Plastic films and plastic/paper composite films embodied according to the present invention are useful as replacements for paper while avoiding some of the major disadvantages of paper, such as its poor wet strength and high vapor permeability. Non-paper sheets with the dead fold property provided by the present invention are useful for making envelopes, for use as drop cloths, as a packaging material, for use as a wrapping material, and as twist ties to bind bundles or bags. These examples, which are discussed in more detail below, are not intended to be limiting and are meant to serve as illustrative cases for how sheets embodied according to the present invention may applied.
Mailing envelopes formed using films described in this disclosure will mimic many properties of paper (e.g., dead-fold) while retaining its strength properties when exposed to water. Such envelopes would also provide some degree of protection for their contents from exposure to liquid water, not unlike the sheets of nonwoven spunlaid high-density polyethylene fibers sold under the name Tyvek™. Unlike Tyvek™ the present invention would also resist intrusion of water vapor and it does a better job of mimicking how paper can take a fold.
Another paper-replacement application is for painter's drop cloths, providing handling characteristics that mimic paper, without the susceptibility to bleed-through of spilled paint that paper has. Packaging of all kinds, from retail bags and wrappers to corrugated shipping boxes, are excellent applications that are suited to the combination of advantages the present invention provides. Sheets of material according to the present invention may be used as wrapping material because it will fold like paper and cut like paper, but unlike paper will resist moisture damage.

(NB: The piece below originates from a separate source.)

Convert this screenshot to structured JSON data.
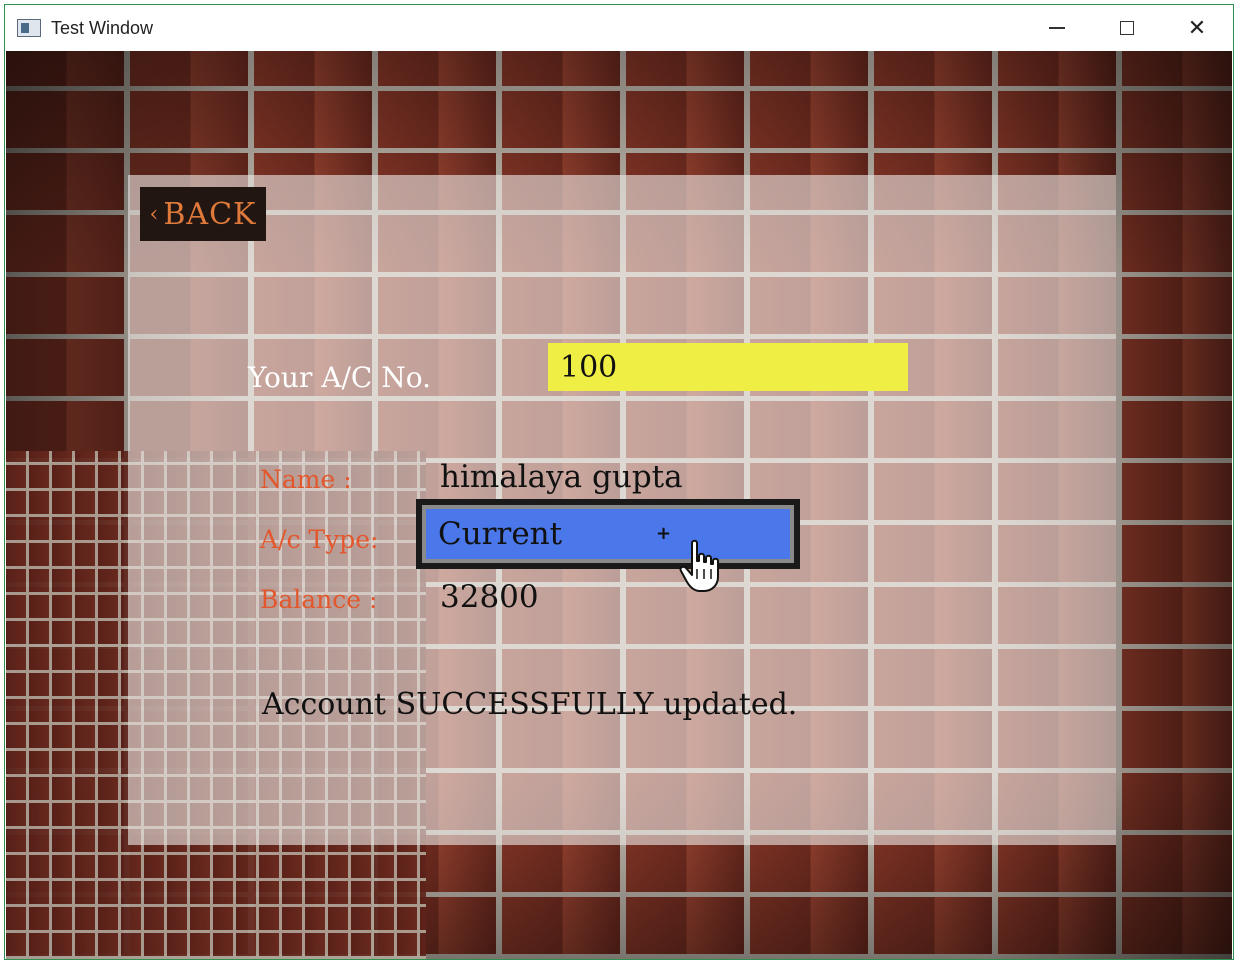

Twist-ties are another application for this invention. Because strips of sheeting according to embodiments of the present invention have dead fold, they will take and hold a twist, which can be thought of as a helical fold.
While certain representative embodiments and details have been shown for purposes of illustrating the invention, it will be apparent to those skilled in the art that various changes in the methods and apparatus disclosed herein may be made without departing from the scope of the invention.